Lessons everyone can learn from the Crowdstrike issue
On Friday 19th July 2024, airports, TV stations, banks, shops, healthcare and more around the world were disrupted after cybersecurity firm Crowdstrike, deployed an update which impacted Windows. Crowdstrike later said it had found a defect in the content update, a fix was deployed, and that Mac and Linux hosts were not impacted.
But since affected Windows machines were encountering the famous ‘Blue Screen of Death’, they couldn’t retrieve the update to resolve the issue, and would need to be started in safe mode. This would mean that every impacted machine would need to be manually fixed. This could take weeks to complete. Just think that someone needs to get to each computer affected, which is time consuming.
Microsoft said the issue impacted 8.5 Million devices and created a tool to help IT admins recover from the issue. Meanwhile, Crowdstrike’s stock went down as a result of this issue and the CEO issued an apology. Plus, scammers are now taking advantage of the situation.
Even now, airline Delta is still struggling to recover from the incident. The US Department of Transportation have opened an investigation into Delta to ensure they comply with passenger protection laws.
Crowdstrike have released a post incident review about what happened and there are a few things that stood out to me.
First, the top level view of what happened:
Template Instances are created and configured through the use of the Content Configuration System, which includes the Content Validator that performs validation checks on the content before it is published.
On July 19, 2024, two additional IPC Template Instances were deployed. Due to a bug in the Content Validator, one of the two Template Instances passed validation despite containing problematic content data.
Second, what they were planning on doing going forward to stop this event happening again:
Software Resiliency and Testing
Improve Rapid Response Content testing by using testing types such as:
- Local developer testing
- Content update and rollback testing
- Stress testing, fuzzing and fault injection
- Stability testing
- Content interface testing Add additional validation checks to the Content Validator for Rapid Response Content. A new check is in process to guard against this type of problematic content from being deployed in the future. Enhance existing error handling in the Content Interpreter.
Rapid Response Content Deployment Implement a staggered deployment strategy for Rapid Response Content in which updates are gradually deployed to larger portions of the sensor base, starting with a canary deployment.
Improve monitoring for both sensor and system performance, collecting feedback during Rapid Response Content deployment to guide a phased rollout.
Provide customers with greater control over the delivery of Rapid Response Content updates by allowing granular selection of when and where these updates are deployed.
Provide content update details via release notes, which customers can subscribe to.
It seems that Crowdstrike were shooting from the hip when it comes to providing content updates.

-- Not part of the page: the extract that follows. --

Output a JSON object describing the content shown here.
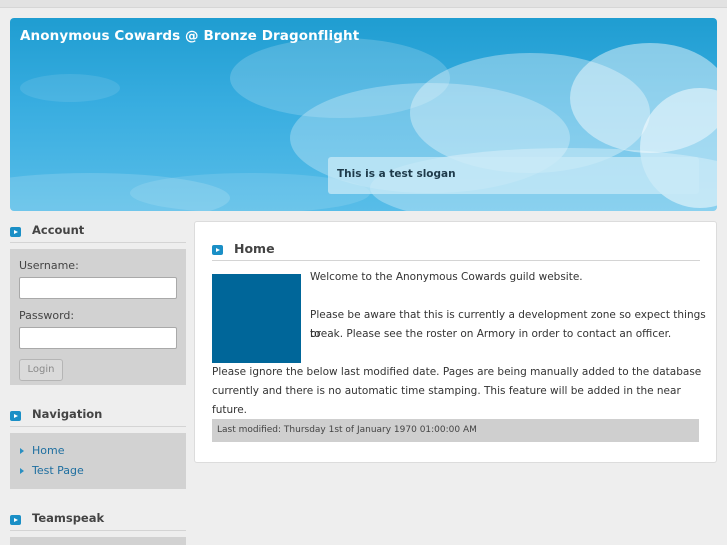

And although it’s good that Crowdstrike are going to do the right level of testing going forward, what Crowdstrike described is something it should’ve been doing in the first place.
This defect caused immense disruption to so many businesses, with people taking pictures of the famous blue screen around the world, and there are a few key lessons that can be learned from this.

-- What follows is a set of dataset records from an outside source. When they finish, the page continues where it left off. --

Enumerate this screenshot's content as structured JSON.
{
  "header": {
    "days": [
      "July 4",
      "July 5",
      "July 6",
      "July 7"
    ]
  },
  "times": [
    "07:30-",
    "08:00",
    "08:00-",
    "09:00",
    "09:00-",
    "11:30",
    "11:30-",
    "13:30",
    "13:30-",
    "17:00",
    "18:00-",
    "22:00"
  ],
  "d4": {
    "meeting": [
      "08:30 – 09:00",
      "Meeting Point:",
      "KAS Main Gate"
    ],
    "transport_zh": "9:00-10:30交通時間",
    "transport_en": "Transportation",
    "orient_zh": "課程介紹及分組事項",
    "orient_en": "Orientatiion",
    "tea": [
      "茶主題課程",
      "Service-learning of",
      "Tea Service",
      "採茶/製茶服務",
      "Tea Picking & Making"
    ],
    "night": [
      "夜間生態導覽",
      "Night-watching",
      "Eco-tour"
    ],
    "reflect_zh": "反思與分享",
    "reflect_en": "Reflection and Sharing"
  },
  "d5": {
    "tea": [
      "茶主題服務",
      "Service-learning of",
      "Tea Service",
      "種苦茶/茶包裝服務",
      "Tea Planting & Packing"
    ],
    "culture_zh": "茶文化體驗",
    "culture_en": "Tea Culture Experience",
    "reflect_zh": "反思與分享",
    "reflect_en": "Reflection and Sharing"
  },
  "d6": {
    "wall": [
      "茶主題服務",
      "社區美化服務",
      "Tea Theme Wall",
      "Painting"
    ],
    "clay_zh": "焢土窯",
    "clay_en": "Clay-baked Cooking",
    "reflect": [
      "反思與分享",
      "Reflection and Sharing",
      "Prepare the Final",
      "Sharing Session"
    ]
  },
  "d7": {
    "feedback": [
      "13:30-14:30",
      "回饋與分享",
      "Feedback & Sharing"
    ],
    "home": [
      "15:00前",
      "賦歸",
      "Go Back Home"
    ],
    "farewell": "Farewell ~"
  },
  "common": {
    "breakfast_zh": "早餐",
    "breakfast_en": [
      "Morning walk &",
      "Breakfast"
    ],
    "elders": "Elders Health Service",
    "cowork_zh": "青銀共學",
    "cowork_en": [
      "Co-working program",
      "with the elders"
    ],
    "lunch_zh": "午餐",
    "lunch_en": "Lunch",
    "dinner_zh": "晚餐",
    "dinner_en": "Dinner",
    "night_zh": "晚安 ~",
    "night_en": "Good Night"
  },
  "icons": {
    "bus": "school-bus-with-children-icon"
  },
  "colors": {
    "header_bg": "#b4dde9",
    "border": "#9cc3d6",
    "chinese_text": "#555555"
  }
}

Never release on a Friday.
Yes, never release on a Friday. I learnt about this rule when I was working in my second job while working with an eCommerce platform. No matter how small the update is, just don’t do it, do not release on a Friday. Even if there is a complete rollback plan, just don’t release on a Friday. It’s better to release on a Monday where everyone can take the time and monitor how the release goes. In case anything does go wrong, there is plenty of time in the week to rollback and fix the release.
Test, Test, Test.
With someone who has had plenty of experience in software testing, this incident highlights the importance of testing. From Crowdstrike’s report, they were very reliant on automated testing.
So, insufficient testing or the wrong type of testing was performed. And Crowdstrike want to improve their testing going forward. Sure, having better and more testing is a good goal to have, but it’s never that simple. Applications now are large and complex and it won’t be possible to test everything. So what do you do? Seeing if the change meets the users’ requirements is a good starting point.

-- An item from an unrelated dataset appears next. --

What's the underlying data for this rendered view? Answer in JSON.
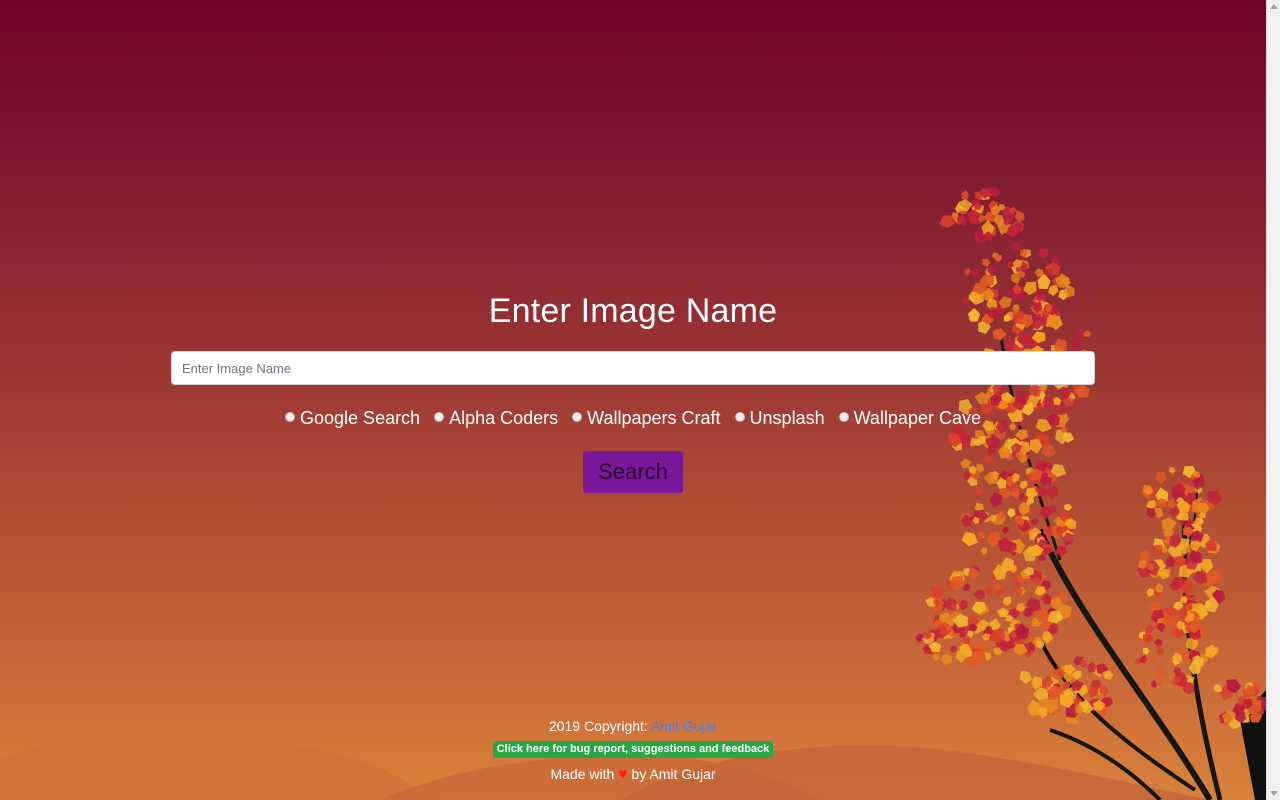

But with all things in development, there’s risk, which becomes more significant with a more complex system. What needs to be tested and how much something is tested must be related to the risk (the greater the risk, the better testing required).
And as this incident shows, that risk can lead to catastrophic results.
A good QA process should be a methodical examination using various techniques. Some of the key principles of testing is; that it shows the presence of defects, early testing saves time and money and exhaustive testing is impossible.
If something does go wrong, it’s a great opportunity to learn from it, make improvements and ensure it doesn’t happen again.
It’s not you today, but it could be you tomorrow.
Sure, it was Crowdstrike today that caused global issues, but that doesn’t mean it won’t be an alternative tomorrow. These issues are rare, especially when it causes a global outage. But it could’ve been any cybersecurity firm that caused the issue.
Be sure to say thank you to those who worked hard to help restore Windows machines, it wasn’t an easy task to restore over 8 million machines. Just make sure though the way you thank them isn’t in the form of a $10 Uber Eats gift card, especially when the outage caused roughly $5.4bn in financial losses.